Türkiye’de bazı siyasî kriz dönemlerinde en sık atıfta bulunulan kavramlardan birisi “Demokratik Toplum Düzeni”dir. Örneğin, son yıllarda yaşanan olaylara baktığımızda, politik aktörlerin birbiriyle tartışmaları ve karşılıklı suçlamalarının bu kavram etrafında döndüğünü görürüz. Peki, nedir bu kavramın işaret ettiği politik gerçeklik?
Demokratik toplum düzeni kavramı, her şeyden önce, katılımcı ve çoğulcu demokrasinin esaslarına işaret eder. Bu noktaya özellikle dikkat çekmek gerekiyor, çünkü “demokratik toplum düzeni” dendiğinde, genellikle yapılan “Batı demokrasileri” gibi soyut ve bir o kadar muğlak çağrışımdır. Oysa “Batı demokrasileri” ana doğrultularda benzeşme göstermekle beraber, devlet-toplum ilişkilerinin mahiyeti hepsinde aynı olan bir politik rejimler topluluğunu ifade etmemektedir. Örneğin, bu rejimlerin bazıları hem bir merkeze hem bir devlete sahipken (Fransa), bazıları bir devlete sahip, fakat bir merkezden yoksundur (İtalya). Diğer bazıları ise bir merkeze sahip, gerçek bir devletten yoksunken (İngiltere); ne bir devlete ne de bir merkeze sahip olanlar da vardır (İsviçre). Dolayısıyla katılımın ve çoğulculuğun mahiyeti her Batı toplumunda aynı değildir.
Bu bakımdan, Batı demokrasilerinin işleyişleri uygunlamada farklılık gösterirken, her biri kendi somut sosyo-kültürel ve politik temeli üzerinde oturur. Bu noktadan hareketle, demokrasinin somut bir mekanizma olarak o toplumun kendi toplumsal/politik gerçekliği üzerine inşâ edilmesi gerektiği düşüncesine varabiliriz.
Öte yandan, Batı demokrasileri, katılım ile rekabetin dengelendiği bir politik anlayışa dayanır. Bunun sebebi, rekabet fırsatından yoksun bir politik katılmanın hegemonya yaratmasını önlemek ama katılma olmadan vukû bulan bir rekabetin oligarşi doğurmamasını sağlamaktır. Örneğin, bu ikisi arasındaki dengeyi beşleyen kültürel ögeler Türk toplumunda ne oranda mevcuttur?
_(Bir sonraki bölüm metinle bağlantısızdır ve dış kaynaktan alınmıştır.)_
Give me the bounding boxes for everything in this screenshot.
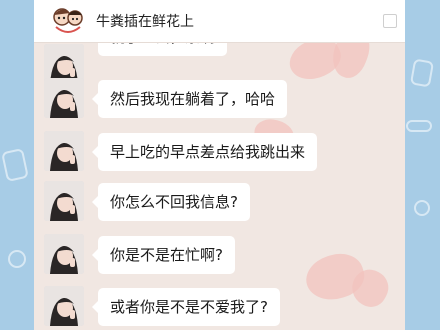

Bildiğim kadarıyla, birçok araştırma, kültürümüzün, ahengi ve etkinliği bozar diye katılmayı reddetmeye yatkın hiyerarşik nitelikte olduğuna işaret ediyor. Bunun bir başka ifadesi, sosyolog Doğan Ergun’un bir çalışmasında (TürkBireyi Kuramına Giriş, 1991) vardığı sonuca göre, Türk bireyinin kamucu/devletçi oluşudur. Oysa demokrasi üzerine yapılan görgül araştırmalar, bireyci kültür tipinin, demokratik yönetimi mümkün kılmada daha destekleyici işlev gördüğünü kanıtlamaktadır.
Toplumumuz açısından kamu kavramı, aslında tamamen devletin kontrolüne tâbi bir alan olarak algılanmaktadır. Bunu hiyerarşik bir kültürün varlığı ile bağlantılı olarak düşündüğümüzde; bireyi devlet karşısında korumayı esas alan politikalar veya devlet yerine toplumun yüceltilmesine dair yaklaşımlar çok iyi ayarlanmak durumundadır. Aksi takdirde varılacak nokta popülizm olur. Popülizmin (sağ veya sol türünün olsun) demokrasiyi pekiştiren bir işlev gördüğüne tarihsel olarak rastlanmamıştır ama demokrasiyi riske soktuğunun, hatta yıktığının örnekleri boldur.
O hâlde, “Demokratik Toplum Düzeni”ni amaçlarken, düzensizliğin tuzaklarına düşmekten sakınmak gerektiği açıktır. Bunun için, kullandığımız kavramların sadece bir isimden ibaret olmadığına; somut ama farklı gerçeklikleri ifade edebileceğine dikkat etmemiz gerekmektedir.